Les deux types de personnages de Madame Henderson présente confrontent la figure de la gentille, énergique, têtue et maladroite, mais brave mamie richissime, face à celle de l’homme de labeur, roc d’assurance et pétri de savoir-vivre anglais. Le visage pétillant et espiègle, voire gamin, de la tonitruante Judi Dench se marie parfaitement avec la stature petite et grave de Bob Hoskins. Sa prestation est une sorte de miroir apaisé en comparaison avec la figure d’ogre qu’il incarnait dans le Voyage de Felicia d’Atom Egoyan.

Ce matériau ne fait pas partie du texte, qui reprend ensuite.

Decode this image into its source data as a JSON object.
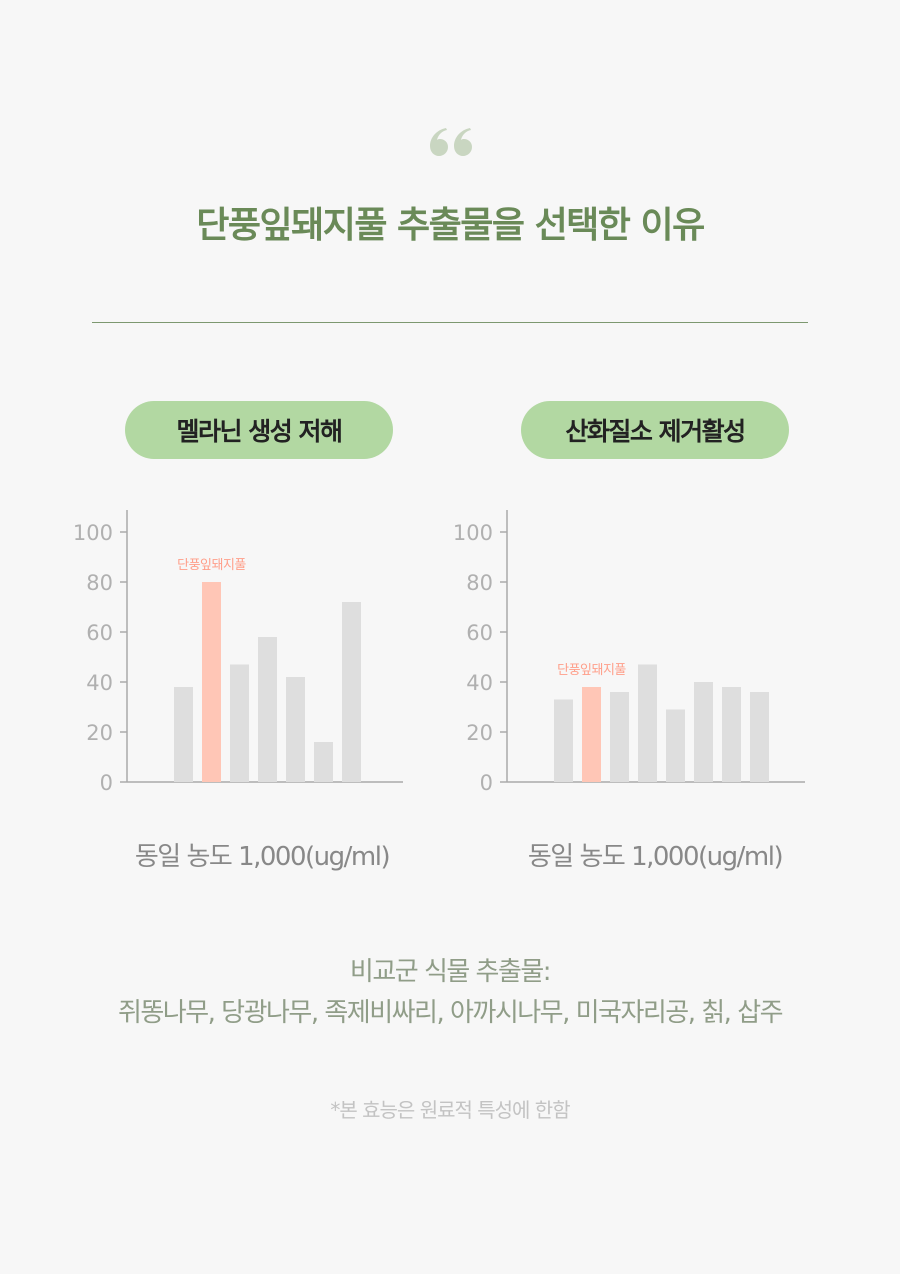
{
  "heading": "단풍잎돼지풀 추출물을 선택한 이유",
  "colors": {
    "accent_green": "#6a8a58",
    "pill_green": "#b2d8a2",
    "highlight_bar": "#ffc6b6",
    "bar": "#dedede"
  },
  "icons": {
    "quote": "double-quote-icon"
  },
  "chart_data": [
    {
      "type": "bar",
      "title": "멜라닌 생성 저해",
      "ylim": [
        0,
        100
      ],
      "yticks": [
        "0",
        "20",
        "40",
        "60",
        "80",
        "100"
      ],
      "values": [
        38,
        80,
        47,
        58,
        42,
        16,
        72
      ],
      "highlight_index": 1,
      "annotation": "단풍잎돼지풀",
      "xlabel": "동일 농도 1,000(ug/ml)",
      "grid": false
    },
    {
      "type": "bar",
      "title": "산화질소 제거활성",
      "ylim": [
        0,
        100
      ],
      "yticks": [
        "0",
        "20",
        "40",
        "60",
        "80",
        "100"
      ],
      "values": [
        33,
        38,
        36,
        47,
        29,
        40,
        38,
        36
      ],
      "highlight_index": 1,
      "annotation": "단풍잎돼지풀",
      "xlabel": "동일 농도 1,000(ug/ml)",
      "grid": false
    }
  ],
  "compare": {
    "line1": "비교군 식물 추출물:",
    "line2": "쥐똥나무, 당광나무, 족제비싸리, 아까시나무, 미국자리공, 칡, 삽주"
  },
  "footnote": "*본 효능은 원료적 특성에 한함"
}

Les deux acteurs sont pour beaucoup dans le charme du film, jusque dans cette scène de studio qui frôle le kitsch désuet lorsque nos deux chastes héros dansent sur le toit du théâtre, au milieu d’une ville bombardée, sous un coucher de soleil « studiosement » rosé…
Numéros de comédies musicales, dialogues ping-pong comme dans les screwball comedies américaines, antagonisme de classe, satire aristocratique et tragédie de la Seconde guerre mondiale donnent un rythme certain au film, mais cette réjouissante diversité contraint la mise en scène à n’approfondir aucune de ses esquisses.